Dikatakannya, terhadap beberapa proses pencoblosan terjadi dugaan tidak bisa memilih di beberapa kawasan yang bersifat sistemik dan terencana. Yaitu di Sanggau, Melawi, Sanggau, Sintang, Kapuas Hulu dan Kubu Raya. Pihaknya akan berkomitmen mewujudkan Pilkada yang baik. Sehingga akan terus mengawal Pilkada dengan baik dan benar.
Terpisah, Forum Kerukunan Umat Beragama (FKUB) Kalbar mengimbau untuk mengetahui hasil perhitungan suara Pilgub, agar masyarakat menunggu dari KPU. Kendati hasil hitung cepat beberapa lembaga survei mememangkan salah satu Paslon, tapi itu belum sah secara resmi.
“Jadi kita tunggulah kepastiannya. Mudah-mudahan tidak ada halangan apa-apa, saling menghormati dan menghargai satu sama lainnya,” ajak Sekretaris FKUB Kalbar, Nursahid, Sabtu (30/6).

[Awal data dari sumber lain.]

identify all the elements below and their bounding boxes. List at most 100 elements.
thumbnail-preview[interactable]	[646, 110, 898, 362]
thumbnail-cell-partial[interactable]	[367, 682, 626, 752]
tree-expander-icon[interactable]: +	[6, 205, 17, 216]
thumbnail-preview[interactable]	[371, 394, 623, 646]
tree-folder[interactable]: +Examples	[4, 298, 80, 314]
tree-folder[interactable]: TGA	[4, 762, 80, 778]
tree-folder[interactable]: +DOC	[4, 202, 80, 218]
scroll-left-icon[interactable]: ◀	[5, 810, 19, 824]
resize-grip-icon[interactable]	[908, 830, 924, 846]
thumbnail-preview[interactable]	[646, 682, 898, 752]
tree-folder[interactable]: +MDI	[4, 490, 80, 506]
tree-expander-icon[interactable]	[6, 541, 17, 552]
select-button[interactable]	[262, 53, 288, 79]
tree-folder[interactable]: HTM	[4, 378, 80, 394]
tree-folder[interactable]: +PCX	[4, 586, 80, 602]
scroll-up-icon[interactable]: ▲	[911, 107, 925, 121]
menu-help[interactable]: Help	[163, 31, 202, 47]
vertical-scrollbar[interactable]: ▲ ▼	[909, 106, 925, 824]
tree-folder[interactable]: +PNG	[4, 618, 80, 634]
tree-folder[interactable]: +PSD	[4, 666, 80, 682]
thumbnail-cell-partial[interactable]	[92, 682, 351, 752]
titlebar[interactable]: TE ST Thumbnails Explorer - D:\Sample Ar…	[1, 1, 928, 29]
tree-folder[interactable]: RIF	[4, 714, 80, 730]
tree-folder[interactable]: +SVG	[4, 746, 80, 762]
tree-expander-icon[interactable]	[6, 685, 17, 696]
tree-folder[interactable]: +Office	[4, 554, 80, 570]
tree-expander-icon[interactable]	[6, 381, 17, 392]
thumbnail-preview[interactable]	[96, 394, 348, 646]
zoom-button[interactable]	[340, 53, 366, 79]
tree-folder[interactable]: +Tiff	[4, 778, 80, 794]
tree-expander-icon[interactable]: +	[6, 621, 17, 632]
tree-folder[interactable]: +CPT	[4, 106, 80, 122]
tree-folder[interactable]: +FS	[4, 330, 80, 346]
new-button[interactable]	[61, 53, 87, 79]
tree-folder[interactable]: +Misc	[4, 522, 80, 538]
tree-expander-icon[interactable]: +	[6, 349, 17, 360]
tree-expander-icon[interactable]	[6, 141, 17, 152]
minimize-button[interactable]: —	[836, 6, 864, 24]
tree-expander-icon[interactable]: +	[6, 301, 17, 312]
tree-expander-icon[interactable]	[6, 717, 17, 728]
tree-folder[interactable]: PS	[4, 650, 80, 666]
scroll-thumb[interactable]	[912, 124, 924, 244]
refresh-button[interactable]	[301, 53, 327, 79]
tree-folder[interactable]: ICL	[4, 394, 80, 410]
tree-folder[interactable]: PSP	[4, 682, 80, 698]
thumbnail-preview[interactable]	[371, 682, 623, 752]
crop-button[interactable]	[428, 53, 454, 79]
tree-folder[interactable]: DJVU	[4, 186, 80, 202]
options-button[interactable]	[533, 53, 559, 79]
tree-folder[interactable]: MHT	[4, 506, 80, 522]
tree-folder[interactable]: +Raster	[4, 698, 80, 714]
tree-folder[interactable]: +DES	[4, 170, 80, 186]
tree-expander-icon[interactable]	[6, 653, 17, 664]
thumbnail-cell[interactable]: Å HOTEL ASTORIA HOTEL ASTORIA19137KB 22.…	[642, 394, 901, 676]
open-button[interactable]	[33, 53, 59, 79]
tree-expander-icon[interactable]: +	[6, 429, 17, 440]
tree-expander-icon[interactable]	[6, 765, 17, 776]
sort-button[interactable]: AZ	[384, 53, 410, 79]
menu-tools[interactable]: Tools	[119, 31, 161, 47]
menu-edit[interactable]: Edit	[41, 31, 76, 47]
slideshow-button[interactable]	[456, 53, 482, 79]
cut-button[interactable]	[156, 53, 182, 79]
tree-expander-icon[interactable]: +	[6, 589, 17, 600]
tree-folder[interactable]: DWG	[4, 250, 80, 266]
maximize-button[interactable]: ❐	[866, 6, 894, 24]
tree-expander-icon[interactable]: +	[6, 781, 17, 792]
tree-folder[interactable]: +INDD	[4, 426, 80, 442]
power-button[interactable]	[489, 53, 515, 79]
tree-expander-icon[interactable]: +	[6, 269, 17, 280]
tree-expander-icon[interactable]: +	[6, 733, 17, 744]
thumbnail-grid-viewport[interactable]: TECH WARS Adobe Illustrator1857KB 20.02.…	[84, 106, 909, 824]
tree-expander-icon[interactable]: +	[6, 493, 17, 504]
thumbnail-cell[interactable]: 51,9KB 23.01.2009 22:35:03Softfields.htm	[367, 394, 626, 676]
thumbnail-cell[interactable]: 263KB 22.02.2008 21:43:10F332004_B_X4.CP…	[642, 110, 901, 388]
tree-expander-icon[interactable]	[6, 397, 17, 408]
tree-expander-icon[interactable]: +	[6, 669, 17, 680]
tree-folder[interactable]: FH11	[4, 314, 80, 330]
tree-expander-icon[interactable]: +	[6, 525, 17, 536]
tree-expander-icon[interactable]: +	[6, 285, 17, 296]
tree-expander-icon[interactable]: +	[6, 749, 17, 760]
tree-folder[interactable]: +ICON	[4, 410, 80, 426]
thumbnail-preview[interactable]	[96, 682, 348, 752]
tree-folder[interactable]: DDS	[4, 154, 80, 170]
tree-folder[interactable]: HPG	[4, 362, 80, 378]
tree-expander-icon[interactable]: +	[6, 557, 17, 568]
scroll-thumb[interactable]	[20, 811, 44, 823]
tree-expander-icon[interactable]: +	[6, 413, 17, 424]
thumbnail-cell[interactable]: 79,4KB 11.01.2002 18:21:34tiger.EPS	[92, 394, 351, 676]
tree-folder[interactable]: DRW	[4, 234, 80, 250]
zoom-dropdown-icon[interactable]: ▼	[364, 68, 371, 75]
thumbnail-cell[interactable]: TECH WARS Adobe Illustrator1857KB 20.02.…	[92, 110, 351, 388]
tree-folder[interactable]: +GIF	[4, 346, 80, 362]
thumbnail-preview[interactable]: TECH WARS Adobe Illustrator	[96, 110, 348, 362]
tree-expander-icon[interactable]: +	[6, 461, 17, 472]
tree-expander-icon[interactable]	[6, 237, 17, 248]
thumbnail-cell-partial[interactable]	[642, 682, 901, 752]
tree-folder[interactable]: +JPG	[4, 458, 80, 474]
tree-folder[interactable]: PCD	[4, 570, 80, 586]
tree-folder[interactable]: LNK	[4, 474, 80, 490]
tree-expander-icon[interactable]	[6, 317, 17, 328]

Menurut Nursahid, kalau memang yang ditentukan KPU nanti sesuai dengan quick count harus dihormati. Karena merupakan hasil demokrasi. Pastinya ada yang kalah dan menang. “Bagi yang menang tidak harus berbangga hati berlebihan. Yang kalah mesti menghormati yang menang,” imbaunya.
Para pengguna Medsos boleh saja berasumsi dan berpendapat. Tapi jangan sampai memancing kekesalan dari pihak-pihak yang merasa kalah dan belum diputuskan secara resmi. Semua harus saling menghormati satu sama lain.
“FKUB mengimbau kepada seluruh masyarakat untuk menunggu hasil putusan dari KPU. Dan kita sama-sama menjaga toleransi antara kita,” pesan Nursahid.